Read on July 09, 2012

I had originally assumed that "Waiting for Daybreak" by Amanda McNeil would be just another Zombie apocalypse novel, which seem to be all the rage at the moment. However, there is a little bit more to the novel that this as McNeil has chosen to concentrate the story on a character that had a personality disorder long before the apocalypse occurred. I found this to be quite an original and refreshingly different viewpoint which ensured I was willing to read this ahead of the many other run of the mill zombie novels that are sitting on my bookshelf.
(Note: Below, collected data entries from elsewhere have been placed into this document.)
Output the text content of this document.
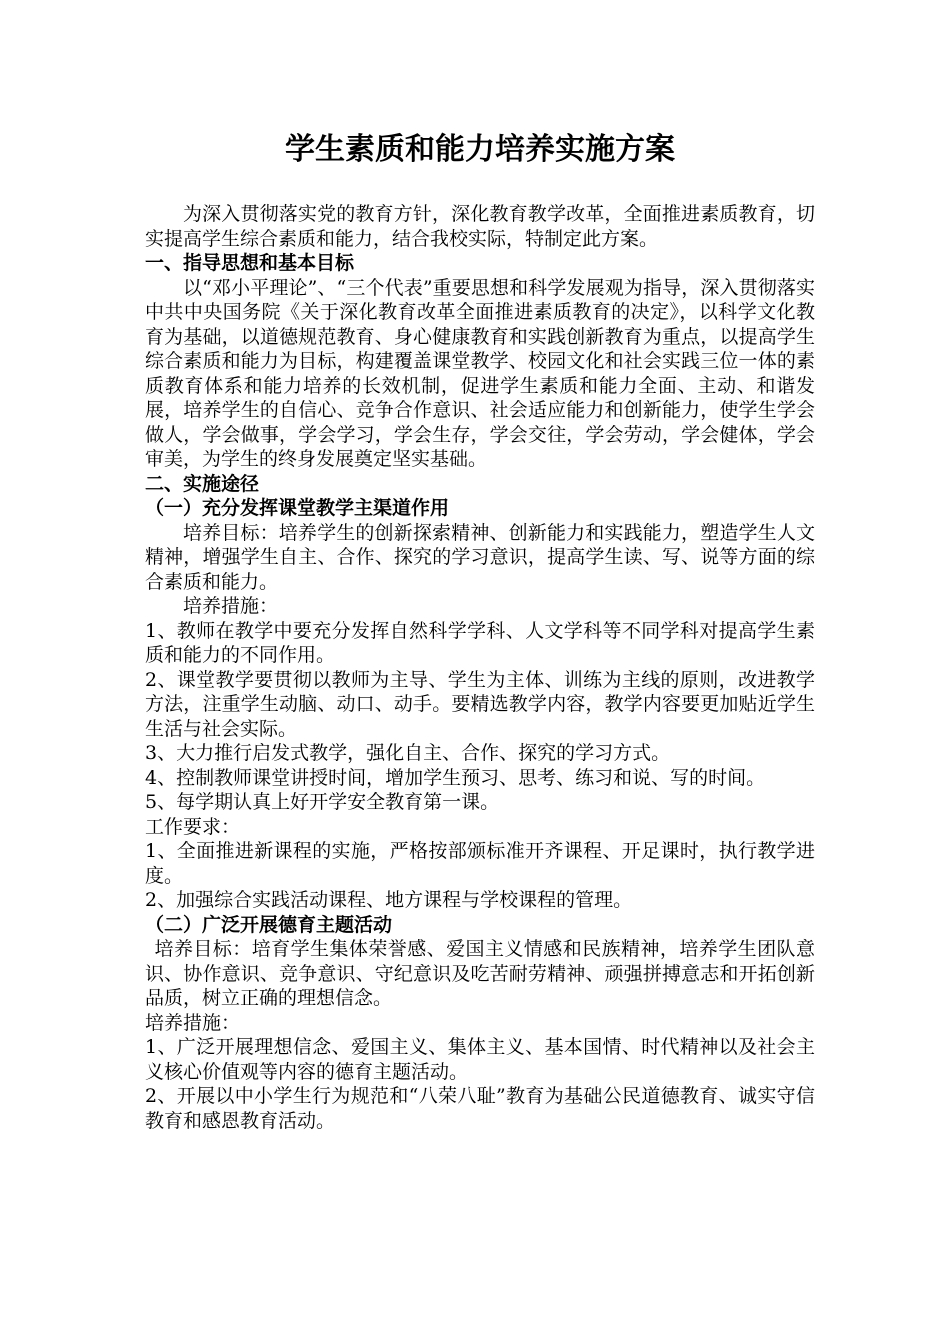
学生素质和能力培养实施方案

为深入贯彻落实党的教育方针，深化教育教学改革，全面推进素质教育，切实提高学生综合素质和能力，结合我校实际，特制定此方案。

一、指导思想和基本目标

以“邓小平理论”、“三个代表”重要思想和科学发展观为指导，深入贯彻落实中共中央国务院《关于深化教育改革全面推进素质教育的决定》，以科学文化教育为基础，以道德规范教育、身心健康教育和实践创新教育为重点，以提高学生综合素质和能力为目标，构建覆盖课堂教学、校园文化和社会实践三位一体的素质教育体系和能力培养的长效机制，促进学生素质和能力全面、主动、和谐发展，培养学生的自信心、竞争合作意识、社会适应能力和创新能力，使学生学会做人，学会做事，学会学习，学会生存，学会交往，学会劳动，学会健体，学会审美，为学生的终身发展奠定坚实基础。

二、实施途径

（一）充分发挥课堂教学主渠道作用

培养目标：培养学生的创新探索精神、创新能力和实践能力，塑造学生人文精神，增强学生自主、合作、探究的学习意识，提高学生读、写、说等方面的综合素质和能力。

培养措施：

1、教师在教学中要充分发挥自然科学学科、人文学科等不同学科对提高学生素质和能力的不同作用。

2、课堂教学要贯彻以教师为主导、学生为主体、训练为主线的原则，改进教学方法，注重学生动脑、动口、动手。要精选教学内容，教学内容要更加贴近学生生活与社会实际。

3、大力推行启发式教学，强化自主、合作、探究的学习方式。

4、控制教师课堂讲授时间，增加学生预习、思考、练习和说、写的时间。

5、每学期认真上好开学安全教育第一课。

工作要求：

1、全面推进新课程的实施，严格按部颁标准开齐课程、开足课时，执行教学进度。

2、加强综合实践活动课程、地方课程与学校课程的管理。

（二）广泛开展德育主题活动

培养目标：培育学生集体荣誉感、爱国主义情感和民族精神，培养学生团队意识、协作意识、竞争意识、守纪意识及吃苦耐劳精神、顽强拼搏意志和开拓创新品质，树立正确的理想信念。

培养措施：

1、广泛开展理想信念、爱国主义、集体主义、基本国情、时代精神以及社会主义核心价值观等内容的德育主题活动。

2、开展以中小学生行为规范和“八荣八耻”教育为基础公民道德教育、诚实守信教育和感恩教育活动。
The story itself is broken up into two distinct sections, the first focuses on the day to day life of Freida, a young woman with a troublesome past who is trying to survive a zombie apocalypse alongside her pet cat, Snuggles. This section of the novel almost reads like a diary, which explores some of the actions she has taken to ensure her survival such as the fortification of her apartment. In addition, we get to follow Freida's musings as she recalls the various events that occurred just before the zombie outbreak and over the first few weeks.
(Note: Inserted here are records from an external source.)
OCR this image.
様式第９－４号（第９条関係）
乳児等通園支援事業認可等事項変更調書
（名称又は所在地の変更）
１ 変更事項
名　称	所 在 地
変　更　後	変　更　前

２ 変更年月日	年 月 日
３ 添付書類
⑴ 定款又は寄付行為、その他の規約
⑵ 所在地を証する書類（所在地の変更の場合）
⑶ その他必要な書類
The second half of the novel however morphs into a sort of love story between Freida and another uninfected man named Mike that she discovers in the city. However, when it is revealed that Mike has his very own personality issues, the awkward and desperate romance they have undertaken looks certain to end in some form of disaster.

Without doubt the utilisation of a main character with some form of disorder leads to a rather interesting story. Particularly when Mike is thrown into the mix and the novel explores some aspects of what it really means to be normal when the world itself is anything but. In addition, Freida herself is an incredibly complex person and I was impressed by McNeil's ability to develop such a unique character to the point that I could actually relate to her on some level, despite the way she would think. She really does come across as quirky and likeable despite her issues and I particularly appreciated how it becomes clear that the very personality traits that caused her problems in the past that has probably led to her survival now.

The one thing that I was a bit disappointed with was the rather short length. Don't get me wrong, the pacing has been used really well to make sure that the story is entertaining and self contained but the ending felt slightly abrupt to me and I think a few elements could have been expanded upon. Basically, I would have liked to discover more about the world and Freida herself and am now hoping that McNeil will decide to expand on the story via future novels.

Overall, this was an entertaining post apocalyptic zombie novel that also makes the reader think about how the normalcy of life is relative. It isn't always a light and easy novel to read due the characters McNeil has utilised but these characters are what make it unique. I think any fan of post apocalyptic survival horror that is after something a little bit different and thought provoking will enjoy this.